Are There Thermal Precursors to Eruptions Detectable by ASTER? Evaluating 22 years of Global Medium Resolution Satellite Thermal Observations at 200+ Volcanoes

Abstract

Measurements of temperature changes at volcanic features can reveal trends that could forecast eruptions. Using nighttime advanced spaceborne thermal emission and reflection radiometer observations with a spatial resolution of 90 m/pixel, we collect thermal measurements for 195 subaerial volcanoes that erupted at least once between 2000 and 2022 (810 eruptions) to evaluate for thermal precursors. Roughly 28% of eruptions (225) have sufficient nighttime cloud-free observations to construct a robust time series.

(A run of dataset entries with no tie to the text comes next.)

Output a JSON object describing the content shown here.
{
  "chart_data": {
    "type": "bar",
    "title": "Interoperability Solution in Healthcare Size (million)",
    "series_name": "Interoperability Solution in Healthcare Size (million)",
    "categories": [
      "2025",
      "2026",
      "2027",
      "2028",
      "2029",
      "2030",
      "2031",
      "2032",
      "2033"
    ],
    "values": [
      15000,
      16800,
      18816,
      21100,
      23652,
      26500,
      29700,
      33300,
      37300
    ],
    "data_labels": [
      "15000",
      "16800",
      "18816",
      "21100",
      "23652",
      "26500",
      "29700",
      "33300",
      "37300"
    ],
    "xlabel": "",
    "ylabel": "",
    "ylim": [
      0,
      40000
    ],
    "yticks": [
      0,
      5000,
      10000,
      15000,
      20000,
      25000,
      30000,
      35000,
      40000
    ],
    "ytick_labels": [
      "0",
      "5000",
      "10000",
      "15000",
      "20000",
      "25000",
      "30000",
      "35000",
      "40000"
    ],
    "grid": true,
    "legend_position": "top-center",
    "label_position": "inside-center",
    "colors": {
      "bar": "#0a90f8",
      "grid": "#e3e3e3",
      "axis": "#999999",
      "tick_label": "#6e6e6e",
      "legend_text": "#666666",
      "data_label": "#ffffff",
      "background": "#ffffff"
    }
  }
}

We use our deviation from thermal time series baseline algorithm to identify temperature observations that vary from the preceding average by a specified number of standard deviations. In our data set, 23% of eruptions were preceded by an increase in temperature, 6% had a decrease in temperature, 15% had an increase-then-decrease trend, 55% had no detectable thermal precursor to eruption, and 69% of volcanoes had a volcanic thermal change not associated with an eruption. Thermal precursors can start as early as 8 years before an eruption to only a week; however, most precursors last less than a year. We also perform chi-square tests to compare precursors with volcanic and eruptive characteristics. We find that all kinds of thermal precursors are present in all volcanic and eruptive characteristics and the size and duration of the precursor do not indicate size of the subsequent eruption. Finally, we find several examples where more temporally dense satellite thermal observations at spatial resolution of 90 m/pixel or better are needed.